Du Barnstokr commenta aimablement : « Dans le cas qui nous occupe, Bucéphale n’est pas le légendaire cheval d’Alexandre de Macédoine. Ici, Bucéphale est une moto, cette redoutable et scandaleuse machine qui me tue lentement depuis ces deux dernières années et qui, je le sens bien, finira par me conduire à la tombe.
— Juste une petite cigarette », rappela l’enfant.

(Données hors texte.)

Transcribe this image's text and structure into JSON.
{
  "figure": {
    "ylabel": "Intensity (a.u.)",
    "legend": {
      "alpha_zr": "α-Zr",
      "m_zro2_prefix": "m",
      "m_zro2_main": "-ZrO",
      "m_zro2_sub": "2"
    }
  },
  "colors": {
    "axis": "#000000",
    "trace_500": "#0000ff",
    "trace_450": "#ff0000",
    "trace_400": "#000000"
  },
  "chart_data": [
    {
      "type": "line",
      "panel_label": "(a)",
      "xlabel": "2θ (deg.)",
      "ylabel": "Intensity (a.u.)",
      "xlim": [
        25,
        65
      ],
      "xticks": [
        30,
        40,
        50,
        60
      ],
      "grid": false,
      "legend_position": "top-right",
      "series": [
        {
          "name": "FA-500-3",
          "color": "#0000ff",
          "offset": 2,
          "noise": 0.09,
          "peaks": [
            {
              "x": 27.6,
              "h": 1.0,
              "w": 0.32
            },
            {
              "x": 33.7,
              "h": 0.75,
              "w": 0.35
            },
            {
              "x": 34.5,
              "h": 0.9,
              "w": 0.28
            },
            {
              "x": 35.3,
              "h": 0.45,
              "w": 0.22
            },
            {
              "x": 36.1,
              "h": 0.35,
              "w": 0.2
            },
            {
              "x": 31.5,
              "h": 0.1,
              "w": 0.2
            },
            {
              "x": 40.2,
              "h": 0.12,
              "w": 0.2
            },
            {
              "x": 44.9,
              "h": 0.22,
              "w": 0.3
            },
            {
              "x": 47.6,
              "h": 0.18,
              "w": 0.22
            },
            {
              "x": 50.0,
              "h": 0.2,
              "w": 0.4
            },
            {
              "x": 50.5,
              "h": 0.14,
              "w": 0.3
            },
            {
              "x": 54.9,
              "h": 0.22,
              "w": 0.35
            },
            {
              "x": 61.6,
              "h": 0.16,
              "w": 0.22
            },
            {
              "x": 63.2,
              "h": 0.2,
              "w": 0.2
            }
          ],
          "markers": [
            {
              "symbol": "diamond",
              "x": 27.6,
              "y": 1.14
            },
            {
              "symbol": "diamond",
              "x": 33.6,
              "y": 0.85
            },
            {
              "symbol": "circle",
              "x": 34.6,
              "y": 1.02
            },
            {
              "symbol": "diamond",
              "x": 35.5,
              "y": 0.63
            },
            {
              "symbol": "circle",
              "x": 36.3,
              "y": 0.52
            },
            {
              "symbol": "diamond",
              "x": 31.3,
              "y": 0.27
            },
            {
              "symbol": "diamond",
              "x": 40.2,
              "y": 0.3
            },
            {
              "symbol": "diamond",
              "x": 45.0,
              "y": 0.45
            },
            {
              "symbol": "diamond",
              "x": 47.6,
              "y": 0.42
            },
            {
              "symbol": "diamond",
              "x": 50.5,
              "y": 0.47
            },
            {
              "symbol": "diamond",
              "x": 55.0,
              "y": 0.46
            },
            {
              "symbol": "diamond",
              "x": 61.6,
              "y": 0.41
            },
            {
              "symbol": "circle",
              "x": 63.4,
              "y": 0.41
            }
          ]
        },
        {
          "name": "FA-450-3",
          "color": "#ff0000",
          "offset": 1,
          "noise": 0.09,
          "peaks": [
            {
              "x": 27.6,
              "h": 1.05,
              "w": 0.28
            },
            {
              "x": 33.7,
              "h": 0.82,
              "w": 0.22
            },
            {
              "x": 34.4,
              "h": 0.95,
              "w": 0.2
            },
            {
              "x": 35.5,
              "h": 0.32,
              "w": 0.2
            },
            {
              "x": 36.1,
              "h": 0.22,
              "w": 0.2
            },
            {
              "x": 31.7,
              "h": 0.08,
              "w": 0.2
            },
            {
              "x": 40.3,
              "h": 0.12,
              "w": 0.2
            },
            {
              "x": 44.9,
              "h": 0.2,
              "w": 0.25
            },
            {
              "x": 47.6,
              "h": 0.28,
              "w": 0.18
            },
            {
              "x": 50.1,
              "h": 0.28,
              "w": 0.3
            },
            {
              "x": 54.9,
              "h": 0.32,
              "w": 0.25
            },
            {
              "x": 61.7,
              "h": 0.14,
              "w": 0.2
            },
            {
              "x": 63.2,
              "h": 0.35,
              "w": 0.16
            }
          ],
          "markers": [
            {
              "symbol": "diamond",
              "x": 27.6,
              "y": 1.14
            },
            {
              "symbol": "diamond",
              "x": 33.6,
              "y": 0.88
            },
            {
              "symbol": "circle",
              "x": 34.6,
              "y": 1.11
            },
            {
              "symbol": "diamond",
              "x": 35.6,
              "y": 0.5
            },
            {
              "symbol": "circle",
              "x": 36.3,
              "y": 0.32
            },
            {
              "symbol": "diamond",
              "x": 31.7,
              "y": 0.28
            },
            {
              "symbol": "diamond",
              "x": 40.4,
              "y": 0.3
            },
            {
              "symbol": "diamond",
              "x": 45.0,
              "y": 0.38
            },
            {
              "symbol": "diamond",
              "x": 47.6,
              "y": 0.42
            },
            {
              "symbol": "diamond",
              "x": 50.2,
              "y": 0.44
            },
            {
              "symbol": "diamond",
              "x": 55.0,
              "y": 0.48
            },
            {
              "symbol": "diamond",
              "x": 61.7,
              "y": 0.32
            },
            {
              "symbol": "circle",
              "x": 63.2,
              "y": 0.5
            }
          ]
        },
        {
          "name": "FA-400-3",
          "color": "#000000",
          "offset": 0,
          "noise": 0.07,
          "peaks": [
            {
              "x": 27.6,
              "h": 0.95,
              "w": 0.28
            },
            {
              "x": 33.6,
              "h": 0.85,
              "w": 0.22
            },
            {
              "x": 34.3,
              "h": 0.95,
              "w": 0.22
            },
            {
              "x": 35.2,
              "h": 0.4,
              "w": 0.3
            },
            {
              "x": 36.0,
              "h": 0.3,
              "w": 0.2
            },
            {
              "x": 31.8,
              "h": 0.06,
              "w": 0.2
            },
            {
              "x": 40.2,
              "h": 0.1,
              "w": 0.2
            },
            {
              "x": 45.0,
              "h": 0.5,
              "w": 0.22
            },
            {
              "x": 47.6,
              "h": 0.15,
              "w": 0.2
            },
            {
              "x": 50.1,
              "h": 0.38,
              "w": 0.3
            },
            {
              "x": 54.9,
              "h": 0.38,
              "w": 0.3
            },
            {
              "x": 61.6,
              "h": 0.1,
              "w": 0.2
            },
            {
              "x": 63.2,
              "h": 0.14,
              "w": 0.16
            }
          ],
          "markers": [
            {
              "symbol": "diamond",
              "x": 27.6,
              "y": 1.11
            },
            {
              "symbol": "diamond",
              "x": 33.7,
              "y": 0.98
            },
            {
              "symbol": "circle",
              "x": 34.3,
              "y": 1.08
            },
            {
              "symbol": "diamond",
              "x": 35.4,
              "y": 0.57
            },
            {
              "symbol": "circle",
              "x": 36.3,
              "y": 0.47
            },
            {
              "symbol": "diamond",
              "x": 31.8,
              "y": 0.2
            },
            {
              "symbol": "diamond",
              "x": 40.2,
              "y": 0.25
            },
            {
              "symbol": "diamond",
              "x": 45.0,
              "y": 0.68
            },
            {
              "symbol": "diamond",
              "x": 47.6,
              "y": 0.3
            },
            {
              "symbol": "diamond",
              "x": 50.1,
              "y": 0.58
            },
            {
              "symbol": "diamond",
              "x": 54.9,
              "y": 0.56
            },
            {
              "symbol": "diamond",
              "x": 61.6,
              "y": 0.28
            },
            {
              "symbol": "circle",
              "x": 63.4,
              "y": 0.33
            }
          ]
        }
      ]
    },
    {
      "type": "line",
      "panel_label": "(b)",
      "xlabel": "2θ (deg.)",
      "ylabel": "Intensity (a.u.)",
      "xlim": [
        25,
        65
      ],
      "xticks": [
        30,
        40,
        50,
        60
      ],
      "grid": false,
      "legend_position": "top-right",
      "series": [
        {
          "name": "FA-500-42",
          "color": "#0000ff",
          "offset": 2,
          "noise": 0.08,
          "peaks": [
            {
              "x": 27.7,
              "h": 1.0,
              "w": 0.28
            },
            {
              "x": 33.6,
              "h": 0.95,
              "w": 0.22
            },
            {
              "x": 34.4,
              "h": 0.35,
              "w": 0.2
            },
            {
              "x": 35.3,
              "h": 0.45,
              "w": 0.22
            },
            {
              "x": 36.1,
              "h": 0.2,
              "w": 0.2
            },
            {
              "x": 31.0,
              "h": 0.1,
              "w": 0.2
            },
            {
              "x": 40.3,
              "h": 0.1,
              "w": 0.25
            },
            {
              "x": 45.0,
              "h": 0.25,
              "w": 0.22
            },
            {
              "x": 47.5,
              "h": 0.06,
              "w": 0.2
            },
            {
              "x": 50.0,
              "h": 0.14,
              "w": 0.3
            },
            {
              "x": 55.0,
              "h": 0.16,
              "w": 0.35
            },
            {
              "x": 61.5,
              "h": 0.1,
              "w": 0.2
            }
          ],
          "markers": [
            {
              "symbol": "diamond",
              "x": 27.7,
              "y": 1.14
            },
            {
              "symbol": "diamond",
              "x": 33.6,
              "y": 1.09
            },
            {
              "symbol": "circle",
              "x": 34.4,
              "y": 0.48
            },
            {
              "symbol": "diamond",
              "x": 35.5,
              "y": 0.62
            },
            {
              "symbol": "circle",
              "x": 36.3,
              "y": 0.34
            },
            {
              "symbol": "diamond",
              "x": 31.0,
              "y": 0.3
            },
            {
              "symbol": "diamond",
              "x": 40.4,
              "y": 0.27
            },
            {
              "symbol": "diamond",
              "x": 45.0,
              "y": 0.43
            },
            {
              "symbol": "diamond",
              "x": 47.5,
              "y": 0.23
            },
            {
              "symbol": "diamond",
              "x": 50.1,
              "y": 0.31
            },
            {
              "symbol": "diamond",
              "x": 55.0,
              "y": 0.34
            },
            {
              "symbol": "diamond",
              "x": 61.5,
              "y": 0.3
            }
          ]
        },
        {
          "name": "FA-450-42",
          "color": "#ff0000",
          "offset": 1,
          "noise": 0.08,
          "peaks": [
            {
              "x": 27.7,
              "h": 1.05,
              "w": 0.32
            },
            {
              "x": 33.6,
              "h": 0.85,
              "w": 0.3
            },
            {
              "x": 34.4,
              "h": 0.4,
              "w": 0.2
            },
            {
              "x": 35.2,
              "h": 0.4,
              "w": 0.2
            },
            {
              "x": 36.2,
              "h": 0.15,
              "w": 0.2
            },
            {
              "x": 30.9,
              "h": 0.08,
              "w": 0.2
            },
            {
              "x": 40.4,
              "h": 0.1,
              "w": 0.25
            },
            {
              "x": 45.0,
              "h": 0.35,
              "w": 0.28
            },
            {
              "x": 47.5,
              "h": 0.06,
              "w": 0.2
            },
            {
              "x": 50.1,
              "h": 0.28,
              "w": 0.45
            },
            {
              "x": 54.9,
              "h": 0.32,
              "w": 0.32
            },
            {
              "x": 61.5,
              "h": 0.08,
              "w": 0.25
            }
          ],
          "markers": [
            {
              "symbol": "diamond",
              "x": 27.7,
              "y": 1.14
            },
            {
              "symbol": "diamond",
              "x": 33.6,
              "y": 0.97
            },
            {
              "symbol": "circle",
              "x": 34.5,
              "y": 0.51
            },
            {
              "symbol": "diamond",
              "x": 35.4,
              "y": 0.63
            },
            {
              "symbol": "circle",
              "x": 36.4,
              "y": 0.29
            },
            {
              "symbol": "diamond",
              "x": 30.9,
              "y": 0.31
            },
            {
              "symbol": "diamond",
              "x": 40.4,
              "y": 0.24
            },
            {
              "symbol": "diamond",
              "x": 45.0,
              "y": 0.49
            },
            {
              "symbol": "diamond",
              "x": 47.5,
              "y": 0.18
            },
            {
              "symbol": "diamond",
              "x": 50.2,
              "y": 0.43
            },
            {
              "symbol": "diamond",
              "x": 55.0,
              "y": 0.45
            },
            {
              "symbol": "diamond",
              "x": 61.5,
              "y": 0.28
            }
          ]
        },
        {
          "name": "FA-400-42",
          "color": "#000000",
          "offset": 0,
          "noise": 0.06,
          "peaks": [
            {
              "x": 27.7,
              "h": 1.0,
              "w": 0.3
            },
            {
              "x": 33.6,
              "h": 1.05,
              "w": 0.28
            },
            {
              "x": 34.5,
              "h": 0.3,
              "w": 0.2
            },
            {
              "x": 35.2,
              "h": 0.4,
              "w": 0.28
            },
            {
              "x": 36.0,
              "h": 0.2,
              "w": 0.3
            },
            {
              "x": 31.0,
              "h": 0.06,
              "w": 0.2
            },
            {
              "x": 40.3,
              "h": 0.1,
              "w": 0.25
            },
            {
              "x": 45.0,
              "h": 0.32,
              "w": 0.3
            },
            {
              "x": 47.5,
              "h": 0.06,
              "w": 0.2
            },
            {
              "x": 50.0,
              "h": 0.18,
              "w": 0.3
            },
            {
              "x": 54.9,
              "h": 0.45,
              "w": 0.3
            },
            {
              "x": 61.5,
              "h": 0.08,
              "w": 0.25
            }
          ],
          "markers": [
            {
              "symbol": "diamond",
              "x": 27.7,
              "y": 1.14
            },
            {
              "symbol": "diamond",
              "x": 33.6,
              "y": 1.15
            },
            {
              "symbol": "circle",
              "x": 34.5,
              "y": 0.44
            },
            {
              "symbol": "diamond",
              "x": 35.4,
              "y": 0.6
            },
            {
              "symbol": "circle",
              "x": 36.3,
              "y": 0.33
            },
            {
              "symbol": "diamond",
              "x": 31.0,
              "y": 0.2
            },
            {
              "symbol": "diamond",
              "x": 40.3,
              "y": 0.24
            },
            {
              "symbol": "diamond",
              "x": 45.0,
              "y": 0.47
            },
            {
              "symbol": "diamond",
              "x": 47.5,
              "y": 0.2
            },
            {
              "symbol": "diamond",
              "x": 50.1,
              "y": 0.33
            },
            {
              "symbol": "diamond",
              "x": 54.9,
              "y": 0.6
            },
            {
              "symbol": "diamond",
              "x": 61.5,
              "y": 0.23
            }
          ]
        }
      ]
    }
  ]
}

Du Barnstokr hocha la tête d’un air affligé et exprima son impuissance en levant les bras. Quand ses mains se rejoignirent, une cigarette fumait entre ses doigts. Il la tendit à la jeune créature. Celle-ci tira une bouffée et grogna, capricieuse :
« Pouah ! Toujours ces affreux filtres !
— Vous voudrez probablement prendre une douche après l’effort, dit du Barnstokr. Le repas va bientôt être servi…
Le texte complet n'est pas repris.